Jan 23 03:07:24 pbs proxmox-backup-proxy[656]: download 'index.json.blob' from previous backup.
Jan 23 03:07:24 pbs proxmox-backup-proxy[656]: register chunks in 'drive-scsi0.img.fidx' from previous backup.
Jan 23 03:07:24 pbs proxmox-backup-proxy[656]: download 'drive-scsi0.img.fidx' from previous backup.
Jan 23 03:07:24 pbs proxmox-backup-proxy[656]: created new fixed index 1 ("vm/128/2024-01-23T08:07:24Z/drive-scsi0.img.fidx")

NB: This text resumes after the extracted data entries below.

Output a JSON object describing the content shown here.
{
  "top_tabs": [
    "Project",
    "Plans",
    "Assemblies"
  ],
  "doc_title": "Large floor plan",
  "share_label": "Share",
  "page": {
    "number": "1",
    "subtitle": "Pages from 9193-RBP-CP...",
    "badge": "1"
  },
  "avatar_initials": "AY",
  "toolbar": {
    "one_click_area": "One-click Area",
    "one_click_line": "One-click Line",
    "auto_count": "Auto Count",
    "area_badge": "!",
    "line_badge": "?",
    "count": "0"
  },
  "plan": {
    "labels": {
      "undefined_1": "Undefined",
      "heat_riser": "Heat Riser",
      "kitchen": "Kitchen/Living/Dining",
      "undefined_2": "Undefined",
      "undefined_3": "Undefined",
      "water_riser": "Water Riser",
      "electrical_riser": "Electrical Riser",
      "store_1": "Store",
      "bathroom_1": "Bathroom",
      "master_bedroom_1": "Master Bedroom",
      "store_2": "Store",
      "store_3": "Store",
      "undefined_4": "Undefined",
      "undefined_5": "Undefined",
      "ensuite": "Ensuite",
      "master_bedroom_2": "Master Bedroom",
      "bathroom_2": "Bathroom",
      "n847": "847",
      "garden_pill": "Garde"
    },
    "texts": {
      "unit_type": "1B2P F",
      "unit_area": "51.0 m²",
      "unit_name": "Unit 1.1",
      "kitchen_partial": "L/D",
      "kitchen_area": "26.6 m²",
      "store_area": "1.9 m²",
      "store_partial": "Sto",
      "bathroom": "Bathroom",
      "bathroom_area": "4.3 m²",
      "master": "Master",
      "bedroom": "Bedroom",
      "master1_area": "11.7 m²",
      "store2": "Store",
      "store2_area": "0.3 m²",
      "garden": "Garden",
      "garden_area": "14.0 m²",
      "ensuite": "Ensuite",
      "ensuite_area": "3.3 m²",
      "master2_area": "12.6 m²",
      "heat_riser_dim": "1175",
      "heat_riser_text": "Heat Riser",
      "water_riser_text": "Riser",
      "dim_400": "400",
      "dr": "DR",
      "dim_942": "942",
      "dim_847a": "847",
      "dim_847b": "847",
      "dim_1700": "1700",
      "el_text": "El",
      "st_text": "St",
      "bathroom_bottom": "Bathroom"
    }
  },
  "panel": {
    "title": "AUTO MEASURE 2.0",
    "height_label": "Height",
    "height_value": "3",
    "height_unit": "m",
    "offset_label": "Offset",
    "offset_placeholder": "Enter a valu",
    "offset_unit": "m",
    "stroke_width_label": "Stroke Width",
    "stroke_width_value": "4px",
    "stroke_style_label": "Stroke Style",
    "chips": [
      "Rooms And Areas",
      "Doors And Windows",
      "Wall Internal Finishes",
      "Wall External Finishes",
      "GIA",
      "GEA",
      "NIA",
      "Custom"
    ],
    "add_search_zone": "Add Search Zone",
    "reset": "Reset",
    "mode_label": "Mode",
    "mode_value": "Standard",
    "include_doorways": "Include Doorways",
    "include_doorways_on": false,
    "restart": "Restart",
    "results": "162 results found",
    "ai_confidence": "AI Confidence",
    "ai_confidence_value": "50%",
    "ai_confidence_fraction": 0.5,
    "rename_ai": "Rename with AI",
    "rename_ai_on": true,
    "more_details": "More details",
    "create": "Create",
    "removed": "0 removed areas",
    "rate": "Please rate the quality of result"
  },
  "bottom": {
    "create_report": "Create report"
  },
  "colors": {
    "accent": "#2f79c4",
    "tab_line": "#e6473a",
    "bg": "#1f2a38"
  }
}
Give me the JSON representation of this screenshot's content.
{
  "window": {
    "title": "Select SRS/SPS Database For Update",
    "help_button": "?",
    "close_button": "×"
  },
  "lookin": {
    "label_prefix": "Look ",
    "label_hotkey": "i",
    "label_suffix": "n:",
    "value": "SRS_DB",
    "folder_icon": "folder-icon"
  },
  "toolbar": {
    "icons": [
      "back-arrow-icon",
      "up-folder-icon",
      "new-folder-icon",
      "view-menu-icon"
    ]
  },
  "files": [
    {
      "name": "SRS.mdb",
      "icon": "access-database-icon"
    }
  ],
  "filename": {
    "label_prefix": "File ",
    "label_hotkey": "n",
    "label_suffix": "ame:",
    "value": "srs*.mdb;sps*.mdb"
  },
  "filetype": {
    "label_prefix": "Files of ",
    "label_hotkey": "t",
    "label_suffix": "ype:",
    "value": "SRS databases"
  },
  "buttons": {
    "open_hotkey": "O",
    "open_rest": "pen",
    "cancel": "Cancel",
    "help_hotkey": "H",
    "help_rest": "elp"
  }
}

Jan 23 03:07:24 pbs proxmox-backup-proxy[656]: add blob "/mnt/truenas/vm/128/2024-01-23T08:07:24Z/qemu-server.conf.blob" (405 bytes, comp: 405)
Jan 23 03:10:01 pbs CRON[19197]: pam_unix(cron:session): session opened for user root(uid=0) by (uid=0)
Jan 23 03:10:01 pbs CRON[19198]: (root) CMD (test -e /run/systemd/system || SERVICE_MODE=1 /sbin/e2scrub_all -A -r)
Jan 23 03:10:01 pbs CRON[19197]: pam_unix(cron:session): session closed for user root
Jan 23 03:17:01 pbs CRON[19203]: pam_unix(cron:session): session opened for user root(uid=0) by (uid=0)
Jan 23 03:17:01 pbs CRON[19204]: (root) CMD ( cd / && run-parts --report /etc/cron.hourly)
Jan 23 03:17:01 pbs CRON[19203]: pam_unix(cron:session): session closed for user root
Jan 23 03:22:29 pbs proxmox-backup-proxy[656]: backup failed: connection error: timed out
Jan 23 03:22:29 pbs proxmox-backup-proxy[656]: removing failed backup
Jan 23 03:22:29 pbs proxmox-backup-[656]: pbs proxmox-backup-proxy[656]: removing backup snapshot "/mnt/truenas/vm/128/2024-01-23T08:07:24Z"
Jan 23 03:22:29 pbs proxmox-backup-proxy[656]: TASK ERROR: removing backup snapshot "/mnt/truenas/vm/128/2024-01-23T08:07:24Z" failed - Directory not empty (os error 39)
...
All Proxmox systems have plenty of resources.
PVE (frozen at time of crash)
PVE2
PBS
Pihole
(network activity showing drop off around 03AM when the server dies during backup)
I've been troubleshooting this for just over a week now. I thought it might be a problematic VM, so I turned everything off and ran each VM for a day 1-by-1.
For the past week nothing has shut down.
The last thing I did (last night) was to start PBS VM and re-enable backups. The server shut off again.
I'm pretty confident this is caused by the schedule backups somehow, I'm just not sure how that might cause the hardware to halt.